I'm pretty sure that Dale meant that older barrels impart LESS direct
oak flavors. The flavor of new oak has several forms: American oak
often gives a vanilla-like flavor to wine, whereas French oak often
gives flavors akin to baking spices (cinnamon and nutmeg, mostly). If
the oak has been toasted, you also get toast-like flavors, and all oak
imparts tannins to wine (oak is HUGELY tannic -- ever tried eating an
The words you mention, Rich, describe lots of different things:
"earthy" and "mineral" describe smells. Most of what we get from wine
is from what we smell (even what we taste is mostly smelled). So, don't
you know what freshly turned earth or forest floor smells like? What
hot rocks smell like? That's what those terms reference.
"heavy," "light," "body" and "structure" have to do with mouth feel, the
tactile sensation of having the wine in your mouth. A milkshake feels
thicker in the mouth than a cup of tea, right? It would be a heavier
beverage. More subtly, coffee is usually a heavier beverage than tea.
The "body" of a wine describes how thick and heavy it feels. Full body
= big and thick; light body = thin and light.
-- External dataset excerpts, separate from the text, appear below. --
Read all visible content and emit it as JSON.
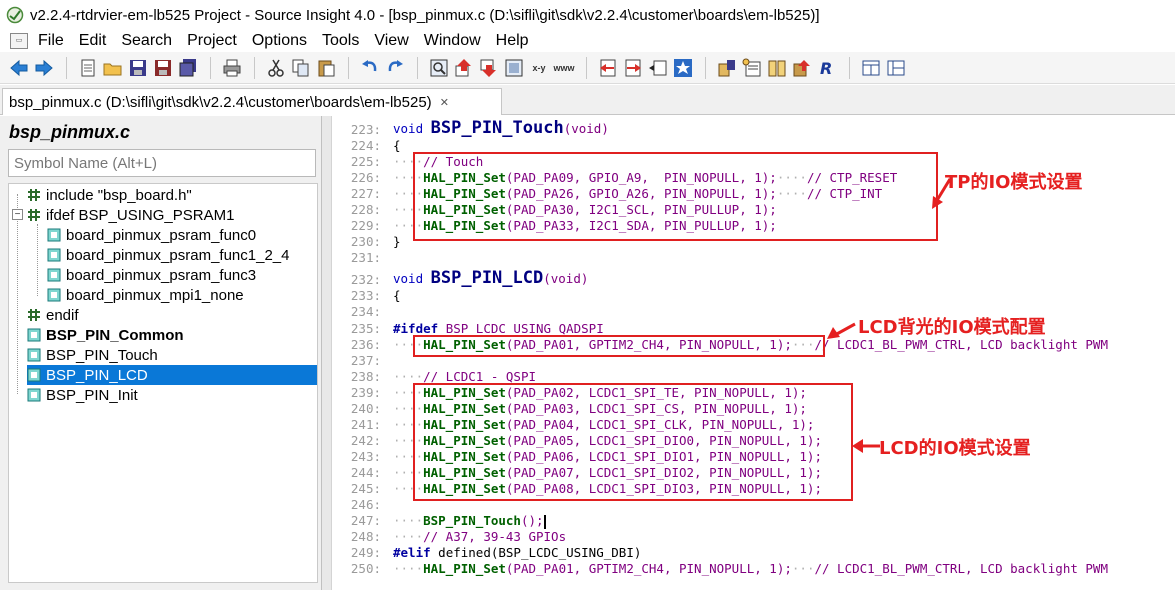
{
  "window": {
    "title": "v2.2.4-rtdrvier-em-lb525 Project - Source Insight 4.0 - [bsp_pinmux.c (D:\\sifli\\git\\sdk\\v2.2.4\\customer\\boards\\em-lb525)]"
  },
  "menu": [
    "File",
    "Edit",
    "Search",
    "Project",
    "Options",
    "Tools",
    "View",
    "Window",
    "Help"
  ],
  "toolbar": {
    "icons": [
      "back-icon",
      "forward-icon",
      "new-file-icon",
      "open-folder-icon",
      "save-icon",
      "save-as-icon",
      "save-all-icon",
      "print-icon",
      "cut-icon",
      "copy-icon",
      "paste-icon",
      "undo-icon",
      "redo-icon",
      "search-icon",
      "jump-up-icon",
      "jump-down-icon",
      "browse-icon",
      "replace-text-icon",
      "web-icon",
      "bookmark-prev-icon",
      "bookmark-next-icon",
      "symbol-window-icon",
      "star-icon",
      "relation-icon",
      "context-icon",
      "book-icon",
      "reference-icon",
      "r-icon",
      "layout-icon",
      "panel-icon"
    ],
    "replace_label": "x-y",
    "web_label": "www"
  },
  "tab": {
    "label": "bsp_pinmux.c (D:\\sifli\\git\\sdk\\v2.2.4\\customer\\boards\\em-lb525)",
    "close": "✕"
  },
  "symbol_panel": {
    "title": "bsp_pinmux.c",
    "search_placeholder": "Symbol Name (Alt+L)",
    "items": [
      {
        "label": "include \"bsp_board.h\"",
        "icon": "include-icon",
        "bold": false,
        "selected": false
      },
      {
        "label": "ifdef BSP_USING_PSRAM1",
        "icon": "ifdef-icon",
        "bold": false,
        "selected": false
      },
      {
        "label": "board_pinmux_psram_func0",
        "icon": "function-icon",
        "bold": false,
        "selected": false
      },
      {
        "label": "board_pinmux_psram_func1_2_4",
        "icon": "function-icon",
        "bold": false,
        "selected": false
      },
      {
        "label": "board_pinmux_psram_func3",
        "icon": "function-icon",
        "bold": false,
        "selected": false
      },
      {
        "label": "board_pinmux_mpi1_none",
        "icon": "function-icon",
        "bold": false,
        "selected": false
      },
      {
        "label": "endif",
        "icon": "endif-icon",
        "bold": false,
        "selected": false
      },
      {
        "label": "BSP_PIN_Common",
        "icon": "function-icon",
        "bold": true,
        "selected": false
      },
      {
        "label": "BSP_PIN_Touch",
        "icon": "function-icon",
        "bold": false,
        "selected": false
      },
      {
        "label": "BSP_PIN_LCD",
        "icon": "function-icon",
        "bold": false,
        "selected": true
      },
      {
        "label": "BSP_PIN_Init",
        "icon": "function-icon",
        "bold": false,
        "selected": false
      }
    ]
  },
  "code": {
    "line_numbers": [
      "223:",
      "224:",
      "225:",
      "226:",
      "227:",
      "228:",
      "229:",
      "230:",
      "231:",
      "232:",
      "233:",
      "234:",
      "235:",
      "236:",
      "237:",
      "238:",
      "239:",
      "240:",
      "241:",
      "242:",
      "243:",
      "244:",
      "245:",
      "246:",
      "247:",
      "248:",
      "249:",
      "250:"
    ],
    "l223_kw": "void",
    "l223_fn": "BSP_PIN_Touch",
    "l223_rest": "(void)",
    "l224": "{",
    "l225_cm": "// Touch",
    "l226_call": "HAL_PIN_Set",
    "l226_args": "(PAD_PA09, GPIO_A9,  PIN_NOPULL, 1);",
    "l226_cm": "// CTP_RESET",
    "l227_call": "HAL_PIN_Set",
    "l227_args": "(PAD_PA26, GPIO_A26, PIN_NOPULL, 1);",
    "l227_cm": "// CTP_INT",
    "l228_call": "HAL_PIN_Set",
    "l228_args": "(PAD_PA30, I2C1_SCL, PIN_PULLUP, 1);",
    "l229_call": "HAL_PIN_Set",
    "l229_args": "(PAD_PA33, I2C1_SDA, PIN_PULLUP, 1);",
    "l230": "}",
    "l232_kw": "void",
    "l232_fn": "BSP_PIN_LCD",
    "l232_rest": "(void)",
    "l233": "{",
    "l235_pp": "#ifdef",
    "l235_rest": "BSP_LCDC_USING_QADSPI",
    "l236_call": "HAL_PIN_Set",
    "l236_args": "(PAD_PA01, GPTIM2_CH4, PIN_NOPULL, 1);",
    "l236_cm": "// LCDC1_BL_PWM_CTRL, LCD backlight PWM",
    "l238_cm": "// LCDC1 - QSPI",
    "l239_call": "HAL_PIN_Set",
    "l239_args": "(PAD_PA02, LCDC1_SPI_TE, PIN_NOPULL, 1);",
    "l240_call": "HAL_PIN_Set",
    "l240_args": "(PAD_PA03, LCDC1_SPI_CS, PIN_NOPULL, 1);",
    "l241_call": "HAL_PIN_Set",
    "l241_args": "(PAD_PA04, LCDC1_SPI_CLK, PIN_NOPULL, 1);",
    "l242_call": "HAL_PIN_Set",
    "l242_args": "(PAD_PA05, LCDC1_SPI_DIO0, PIN_NOPULL, 1);",
    "l243_call": "HAL_PIN_Set",
    "l243_args": "(PAD_PA06, LCDC1_SPI_DIO1, PIN_NOPULL, 1);",
    "l244_call": "HAL_PIN_Set",
    "l244_args": "(PAD_PA07, LCDC1_SPI_DIO2, PIN_NOPULL, 1);",
    "l245_call": "HAL_PIN_Set",
    "l245_args": "(PAD_PA08, LCDC1_SPI_DIO3, PIN_NOPULL, 1);",
    "l247_call": "BSP_PIN_Touch",
    "l247_rest": "();",
    "l248_cm": "// A37, 39-43 GPIOs",
    "l249_pp": "#elif",
    "l249_rest": "defined(BSP_LCDC_USING_DBI)",
    "l250_call": "HAL_PIN_Set",
    "l250_args": "(PAD_PA01, GPTIM2_CH4, PIN_NOPULL, 1);",
    "l250_cm": "// LCDC1_BL_PWM_CTRL, LCD backlight PWM"
  },
  "annotations": {
    "tp": "TP的IO模式设置",
    "backlight": "LCD背光的IO模式配置",
    "lcd": "LCD的IO模式设置",
    "color": "#e52020"
  }
}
"tannic" is also a tactile term. In the extreme, tannins make your
mouth pucker, but they also impart a sense of roughness to the mouthfeel
and also can contribute to the body of the wine. Most young red wines
will have some amount of tannic feel to them, but that fades with time,
which is why we age some red wines before drinking them. Some people
_do_ seem to like the feel of tannic red wines, though (they do go well
with steak, f'rinstance).
"acidic" has to do with how crisp or soft the wine seems. It has a lot
to do with the aftertaste. A crisp, acidic wine will leave little
aftertaste, whereas a soft, non-acidic wine will have a mouth-coating
feel to it. Think about the differences in aftertaste between milk
(soft) and tea or coffee (acidic).
For a more detailed discussion of these and other terms, you might
consider getting a book like Hugh Johnson's "Pocket Wine Book" (cost:
$10 from Amazon) which has a detailed glossary of wine terms as well as
a lot of other useful information about wine.